Of course, Rupert's own media products make frequent and copious fair use of other copyrights — you can't create without fair use. But the mustache-twirling lawyer at Newscorp probably didn't mention this to Rupert Palpatine (the lawyer probably thinks it'd be OK if every single one of those fair uses was replaced by a process in which lots of lawyers negotiated the terms of every use, probably all reporting to him).
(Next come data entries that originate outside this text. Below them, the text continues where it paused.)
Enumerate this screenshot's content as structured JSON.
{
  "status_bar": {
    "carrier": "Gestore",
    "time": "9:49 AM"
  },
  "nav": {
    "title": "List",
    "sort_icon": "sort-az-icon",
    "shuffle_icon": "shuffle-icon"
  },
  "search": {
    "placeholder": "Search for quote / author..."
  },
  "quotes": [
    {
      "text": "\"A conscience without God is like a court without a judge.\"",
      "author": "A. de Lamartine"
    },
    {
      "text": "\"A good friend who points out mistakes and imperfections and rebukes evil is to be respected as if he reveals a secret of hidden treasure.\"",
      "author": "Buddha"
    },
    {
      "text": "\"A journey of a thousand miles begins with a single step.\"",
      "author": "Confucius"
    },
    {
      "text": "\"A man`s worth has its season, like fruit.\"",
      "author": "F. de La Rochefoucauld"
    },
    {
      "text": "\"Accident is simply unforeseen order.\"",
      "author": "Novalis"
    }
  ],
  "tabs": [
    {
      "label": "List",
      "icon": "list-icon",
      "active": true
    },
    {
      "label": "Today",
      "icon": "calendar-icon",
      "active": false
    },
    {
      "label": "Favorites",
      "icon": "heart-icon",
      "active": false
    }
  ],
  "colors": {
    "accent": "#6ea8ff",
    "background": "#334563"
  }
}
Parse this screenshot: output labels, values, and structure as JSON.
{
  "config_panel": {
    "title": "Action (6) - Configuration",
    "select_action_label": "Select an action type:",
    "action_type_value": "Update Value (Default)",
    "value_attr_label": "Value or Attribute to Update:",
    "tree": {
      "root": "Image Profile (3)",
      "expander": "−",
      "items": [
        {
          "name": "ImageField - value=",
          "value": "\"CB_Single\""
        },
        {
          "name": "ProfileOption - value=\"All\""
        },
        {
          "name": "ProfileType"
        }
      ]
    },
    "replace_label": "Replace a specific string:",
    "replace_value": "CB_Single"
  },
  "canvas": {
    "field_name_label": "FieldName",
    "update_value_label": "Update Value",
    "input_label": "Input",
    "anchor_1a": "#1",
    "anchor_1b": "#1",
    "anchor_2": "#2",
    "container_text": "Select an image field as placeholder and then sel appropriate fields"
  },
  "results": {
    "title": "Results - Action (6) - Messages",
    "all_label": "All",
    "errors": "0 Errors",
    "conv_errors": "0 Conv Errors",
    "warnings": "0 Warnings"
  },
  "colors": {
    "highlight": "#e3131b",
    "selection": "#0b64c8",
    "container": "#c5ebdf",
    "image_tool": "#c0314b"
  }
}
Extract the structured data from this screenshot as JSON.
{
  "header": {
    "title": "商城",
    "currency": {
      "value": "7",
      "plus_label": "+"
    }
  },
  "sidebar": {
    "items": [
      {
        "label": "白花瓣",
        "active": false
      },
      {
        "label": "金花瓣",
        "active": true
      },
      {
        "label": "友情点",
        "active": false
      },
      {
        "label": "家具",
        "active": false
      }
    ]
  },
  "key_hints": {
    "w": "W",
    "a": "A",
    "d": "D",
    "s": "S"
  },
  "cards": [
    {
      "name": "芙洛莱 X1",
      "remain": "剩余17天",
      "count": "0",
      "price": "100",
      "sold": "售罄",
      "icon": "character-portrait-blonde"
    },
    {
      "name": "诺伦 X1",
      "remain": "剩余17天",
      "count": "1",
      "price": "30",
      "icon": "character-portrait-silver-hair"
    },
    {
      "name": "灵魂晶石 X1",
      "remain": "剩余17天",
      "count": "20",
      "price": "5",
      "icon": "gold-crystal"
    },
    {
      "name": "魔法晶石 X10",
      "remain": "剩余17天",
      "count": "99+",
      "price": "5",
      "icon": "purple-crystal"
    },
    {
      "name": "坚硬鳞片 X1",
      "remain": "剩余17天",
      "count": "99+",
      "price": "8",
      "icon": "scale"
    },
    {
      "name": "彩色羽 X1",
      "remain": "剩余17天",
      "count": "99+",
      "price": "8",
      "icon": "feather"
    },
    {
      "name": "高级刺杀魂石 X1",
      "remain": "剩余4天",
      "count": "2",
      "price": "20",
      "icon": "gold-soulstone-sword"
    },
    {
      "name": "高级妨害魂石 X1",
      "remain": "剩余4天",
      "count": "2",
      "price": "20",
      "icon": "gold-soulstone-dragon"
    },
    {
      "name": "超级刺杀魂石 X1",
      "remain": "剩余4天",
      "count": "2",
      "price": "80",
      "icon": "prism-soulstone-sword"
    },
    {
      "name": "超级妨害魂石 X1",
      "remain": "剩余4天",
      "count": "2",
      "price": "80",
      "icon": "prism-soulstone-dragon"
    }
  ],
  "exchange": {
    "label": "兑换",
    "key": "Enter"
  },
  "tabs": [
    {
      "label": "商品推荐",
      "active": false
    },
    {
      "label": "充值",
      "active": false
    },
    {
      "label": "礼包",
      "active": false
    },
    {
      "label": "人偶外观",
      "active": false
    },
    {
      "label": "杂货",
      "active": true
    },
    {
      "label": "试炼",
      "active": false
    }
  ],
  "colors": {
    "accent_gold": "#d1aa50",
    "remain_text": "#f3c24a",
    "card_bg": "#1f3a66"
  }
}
They're wrong, of course. The WTO's rules — and Berne — are necessarily subservient to realpolitik, viz., the US gets $1 trillion of economic activity out of fair use, and it's not going to get rid of it because it makes some UN agency sad (if the UN mattered to the US, the US'd be paying the billions in back-fees it owes). And if the WTO imposes trade sanctions on the US, they'll just be ignored, because the world's factory-states (China, with also-rans such as India and Vietnam) can't afford to stop sending shipping containers full of Happy Meal toys to America. And if the WTO tries to embargo China, it'll quickly discover that the rest of the world isn't prepared to live without plastic tchotchkes and junkware either.

So good luck with that, Rupert. have a delightful, Howard-Hughesian dotage, acting out a crazed, Moby-Dick dumbshow against the Internet, hoping that the world's politics and economies will reform themselves to suit your fevered imaginings. This is how history will remember you.